Studying ancient China, the third-graders at my son's school made lanterns, clay plates and terra cotta masks. They learned how to write Chinese calligraphy. They wove silks.
My son, Ivan, and his team made a papier-mâché model of the Great Wall as viewed from space. The kids displayed their works in a breathtaking "China Museum" for parents and younger children.
Teachers at Ivan's school -- PS 146, the Brooklyn New School -- have warned in a letter to parents that projects like the China Museum are imperiled. That, they say, is because under Gov. Andrew Cuomo's proposed teacher evaluation system, 50% of a teacher's rating would be based on test scores. Teachers rated ineffective two years in a row can be fired.
Teachers at PS 146 wrote, "And that is why we might feel forced to do test prep . . . even though we know teaching to the test is bad teaching."
Cuomo is moving us in the wrong direction. Standardized tests loom too large in our education system, and their role in teacher evaluations should be little or nothing.
This is one of the reasons my husband and I are refusing to have Ivan take the state English language arts and math tests this year.

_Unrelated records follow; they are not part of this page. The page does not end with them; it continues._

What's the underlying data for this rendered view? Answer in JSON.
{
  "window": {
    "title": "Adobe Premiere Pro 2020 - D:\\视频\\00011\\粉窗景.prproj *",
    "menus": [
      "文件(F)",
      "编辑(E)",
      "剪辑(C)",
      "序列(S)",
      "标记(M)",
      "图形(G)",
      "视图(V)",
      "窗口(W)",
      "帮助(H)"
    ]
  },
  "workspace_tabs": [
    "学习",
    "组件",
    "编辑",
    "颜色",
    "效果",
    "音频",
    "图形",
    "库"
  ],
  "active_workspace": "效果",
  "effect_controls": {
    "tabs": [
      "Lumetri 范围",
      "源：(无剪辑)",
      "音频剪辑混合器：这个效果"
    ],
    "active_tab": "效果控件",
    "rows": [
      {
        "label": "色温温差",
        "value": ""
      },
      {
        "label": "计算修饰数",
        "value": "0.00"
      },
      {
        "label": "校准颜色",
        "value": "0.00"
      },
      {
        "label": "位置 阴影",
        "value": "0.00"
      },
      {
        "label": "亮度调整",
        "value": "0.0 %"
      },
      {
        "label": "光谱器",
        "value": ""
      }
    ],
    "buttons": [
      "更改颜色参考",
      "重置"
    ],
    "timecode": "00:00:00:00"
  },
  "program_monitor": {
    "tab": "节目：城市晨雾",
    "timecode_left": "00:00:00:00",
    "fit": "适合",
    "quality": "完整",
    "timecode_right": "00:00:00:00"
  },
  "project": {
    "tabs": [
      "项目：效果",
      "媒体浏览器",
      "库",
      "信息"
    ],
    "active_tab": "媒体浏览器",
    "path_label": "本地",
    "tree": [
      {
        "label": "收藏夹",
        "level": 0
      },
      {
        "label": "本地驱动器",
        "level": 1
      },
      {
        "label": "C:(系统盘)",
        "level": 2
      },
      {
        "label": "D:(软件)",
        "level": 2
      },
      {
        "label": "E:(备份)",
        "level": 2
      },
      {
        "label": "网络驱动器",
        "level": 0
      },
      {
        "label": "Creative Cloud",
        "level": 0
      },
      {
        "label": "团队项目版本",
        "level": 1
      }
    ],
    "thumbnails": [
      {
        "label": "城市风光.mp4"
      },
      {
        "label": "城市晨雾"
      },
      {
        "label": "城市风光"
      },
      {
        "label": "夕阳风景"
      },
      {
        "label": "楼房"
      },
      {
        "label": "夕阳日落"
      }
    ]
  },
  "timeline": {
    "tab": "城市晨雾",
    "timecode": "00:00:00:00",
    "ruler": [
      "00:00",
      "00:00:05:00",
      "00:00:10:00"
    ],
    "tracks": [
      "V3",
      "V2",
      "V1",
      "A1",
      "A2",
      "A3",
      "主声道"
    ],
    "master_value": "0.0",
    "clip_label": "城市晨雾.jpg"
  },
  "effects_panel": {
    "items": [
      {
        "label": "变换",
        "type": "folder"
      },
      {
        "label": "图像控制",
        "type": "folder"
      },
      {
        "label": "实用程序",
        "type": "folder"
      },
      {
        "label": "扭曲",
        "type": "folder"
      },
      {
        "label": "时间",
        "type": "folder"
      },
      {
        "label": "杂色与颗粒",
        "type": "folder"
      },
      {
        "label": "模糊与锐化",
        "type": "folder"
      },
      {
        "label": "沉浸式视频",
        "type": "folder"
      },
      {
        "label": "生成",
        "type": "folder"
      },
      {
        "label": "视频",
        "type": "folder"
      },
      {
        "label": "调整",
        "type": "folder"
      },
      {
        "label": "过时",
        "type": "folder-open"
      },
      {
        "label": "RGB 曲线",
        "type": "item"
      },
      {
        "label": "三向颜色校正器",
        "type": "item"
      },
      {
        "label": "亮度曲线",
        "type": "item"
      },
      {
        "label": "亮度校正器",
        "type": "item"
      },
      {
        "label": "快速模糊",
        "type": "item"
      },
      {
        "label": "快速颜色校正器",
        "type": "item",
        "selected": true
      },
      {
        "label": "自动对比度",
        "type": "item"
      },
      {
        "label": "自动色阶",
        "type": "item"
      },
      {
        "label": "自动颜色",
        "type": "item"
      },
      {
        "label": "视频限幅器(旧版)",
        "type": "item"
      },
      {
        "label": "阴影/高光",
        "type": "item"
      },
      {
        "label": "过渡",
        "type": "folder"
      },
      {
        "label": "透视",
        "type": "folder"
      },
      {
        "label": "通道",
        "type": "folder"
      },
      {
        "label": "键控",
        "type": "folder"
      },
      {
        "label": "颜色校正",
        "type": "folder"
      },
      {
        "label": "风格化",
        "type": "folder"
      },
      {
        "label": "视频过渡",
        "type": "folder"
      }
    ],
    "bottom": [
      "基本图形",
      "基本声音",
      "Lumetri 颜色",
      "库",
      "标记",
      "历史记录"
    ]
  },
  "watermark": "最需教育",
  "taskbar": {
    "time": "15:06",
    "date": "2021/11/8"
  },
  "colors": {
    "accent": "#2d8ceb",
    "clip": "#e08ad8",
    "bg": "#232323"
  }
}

The only way to stop the escalation of failed testing policies is for families to refuse to participate.
Some parents may welcome tests, desperate for some accountability. But the testing system doesn't provide that. Why? Because if kids don't show "improvement" from year to year -- even if that's because they do well every year -- their teachers are deemed ineffective. If that sounds Kafkaesque, it is.
Accountability is walking into your child's school and having him or her show you what the Great Wall of China looks like from space.
Janine Sopp of Change the Stakes, a NYC group concerned about the impact of high-stakes testing on students, says I'm not alone. Cuomo's proposal is motivating parents statewide. She said that compared with this time last year, her group is hearing from more parents who are considering opting children out of the April tests. "A lot of parents are asking questions much earlier," she said.
That's good news. I hope the momentum continues.
Liza Featherstone lives and writes in Clinton Hill.